Issue #88: How rituals keep us connected
From Friday night dinners to annual holidays, why traditions matter.
I’m writing this week’s newsletter on the plane journey home from an annual holiday with two of my closest friends. This year, we went to Biarritz, followed by San Sebastián. We’ve been doing these trips for so many years that we’ve lost track – since we were all at school. There’s a comfort in knowing that, however busy we are, this is a time when we come together.
We do this on a smaller scale every month, over dinner at one of our respective homes. The host almost always cooks, we often but not always have wine, and someone brings some variation of ‘berries and chocolate for dessert’. It’s purposefully simple – because, if it weren’t, it wouldn’t be easily repeatable. And repetition is the point.

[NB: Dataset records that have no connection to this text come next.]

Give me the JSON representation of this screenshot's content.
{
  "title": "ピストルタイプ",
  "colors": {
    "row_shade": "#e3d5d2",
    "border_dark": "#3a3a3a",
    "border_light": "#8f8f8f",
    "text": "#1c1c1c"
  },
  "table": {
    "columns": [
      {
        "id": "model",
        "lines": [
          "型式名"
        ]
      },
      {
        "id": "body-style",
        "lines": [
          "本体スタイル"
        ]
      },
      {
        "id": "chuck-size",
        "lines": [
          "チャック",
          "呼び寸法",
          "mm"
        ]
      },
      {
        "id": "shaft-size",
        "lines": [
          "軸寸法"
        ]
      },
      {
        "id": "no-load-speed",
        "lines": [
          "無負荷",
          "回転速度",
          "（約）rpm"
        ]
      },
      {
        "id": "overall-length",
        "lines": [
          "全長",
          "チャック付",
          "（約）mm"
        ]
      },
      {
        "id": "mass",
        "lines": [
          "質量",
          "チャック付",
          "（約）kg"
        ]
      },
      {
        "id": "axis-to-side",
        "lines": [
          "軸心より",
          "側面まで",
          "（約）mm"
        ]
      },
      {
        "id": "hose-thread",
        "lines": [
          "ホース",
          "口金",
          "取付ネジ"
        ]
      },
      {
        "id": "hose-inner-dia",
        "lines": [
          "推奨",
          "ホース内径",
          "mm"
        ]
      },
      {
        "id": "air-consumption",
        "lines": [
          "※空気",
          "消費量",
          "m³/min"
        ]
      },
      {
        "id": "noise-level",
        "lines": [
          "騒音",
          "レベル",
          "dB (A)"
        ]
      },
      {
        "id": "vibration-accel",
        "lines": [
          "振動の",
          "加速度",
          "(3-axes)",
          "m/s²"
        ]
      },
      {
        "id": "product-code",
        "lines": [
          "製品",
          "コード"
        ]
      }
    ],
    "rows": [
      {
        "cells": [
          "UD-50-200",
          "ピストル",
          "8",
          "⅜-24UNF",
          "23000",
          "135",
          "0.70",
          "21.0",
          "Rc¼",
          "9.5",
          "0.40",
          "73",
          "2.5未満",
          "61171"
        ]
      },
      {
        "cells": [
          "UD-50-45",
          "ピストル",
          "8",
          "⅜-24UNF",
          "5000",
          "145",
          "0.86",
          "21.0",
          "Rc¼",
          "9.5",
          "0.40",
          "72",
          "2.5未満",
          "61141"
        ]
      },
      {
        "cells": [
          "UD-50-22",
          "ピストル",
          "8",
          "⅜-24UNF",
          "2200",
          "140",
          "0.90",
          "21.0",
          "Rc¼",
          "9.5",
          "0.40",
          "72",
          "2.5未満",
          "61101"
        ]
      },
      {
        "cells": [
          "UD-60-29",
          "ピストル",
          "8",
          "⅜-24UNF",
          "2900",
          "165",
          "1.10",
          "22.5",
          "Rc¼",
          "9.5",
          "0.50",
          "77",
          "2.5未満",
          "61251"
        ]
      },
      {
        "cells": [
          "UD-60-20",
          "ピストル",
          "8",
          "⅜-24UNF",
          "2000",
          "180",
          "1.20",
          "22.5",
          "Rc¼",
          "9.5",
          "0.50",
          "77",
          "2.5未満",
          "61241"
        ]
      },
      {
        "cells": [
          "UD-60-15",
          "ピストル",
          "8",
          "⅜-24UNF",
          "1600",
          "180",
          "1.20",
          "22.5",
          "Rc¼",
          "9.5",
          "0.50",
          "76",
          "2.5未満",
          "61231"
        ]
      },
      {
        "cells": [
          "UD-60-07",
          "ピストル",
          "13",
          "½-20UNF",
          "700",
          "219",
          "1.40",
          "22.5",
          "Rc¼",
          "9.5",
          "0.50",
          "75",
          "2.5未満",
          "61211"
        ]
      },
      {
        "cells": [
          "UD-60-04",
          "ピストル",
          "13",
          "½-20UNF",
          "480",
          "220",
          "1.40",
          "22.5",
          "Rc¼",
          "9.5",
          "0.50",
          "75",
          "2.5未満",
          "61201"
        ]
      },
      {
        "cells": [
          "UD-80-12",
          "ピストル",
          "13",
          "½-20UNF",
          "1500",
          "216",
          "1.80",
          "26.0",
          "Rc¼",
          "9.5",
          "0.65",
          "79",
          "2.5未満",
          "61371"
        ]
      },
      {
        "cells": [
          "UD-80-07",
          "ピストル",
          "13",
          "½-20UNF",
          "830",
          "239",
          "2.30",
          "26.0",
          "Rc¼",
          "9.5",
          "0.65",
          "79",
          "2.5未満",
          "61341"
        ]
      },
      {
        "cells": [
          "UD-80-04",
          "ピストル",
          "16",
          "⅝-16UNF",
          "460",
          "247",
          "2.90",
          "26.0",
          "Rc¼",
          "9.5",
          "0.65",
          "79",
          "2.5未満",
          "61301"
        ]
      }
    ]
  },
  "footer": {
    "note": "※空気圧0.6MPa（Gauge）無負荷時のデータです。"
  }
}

Because it’s thanks to these rituals that we connect on a regular basis throughout the year. It’s what marriage researcher and therapist John Gottman calls a ritual of connection: everyday activities or traditions you share that reinforce your bond. A ritual, in that it is a series of actions or words performed in a regular way (the Cambridge University Dictionary definition), of connection in that it’s meant to make you feel closer to one another by virtue of performing it.
While rituals of connection is a term Gottman uses in his (romantic) relationships advice, it’s equally applicable to relationships in a broader sense. We can see it in pop culture, even: in the innumerable Central Perk coffee gatherings on the sitcom Friends (cue the age-old question of ‘When do they even work…?) or the non-negotiable Friday night dinners at Richard and Emily Gilmore’s in Gilmore Girls, where Rory bonds with her grandparents.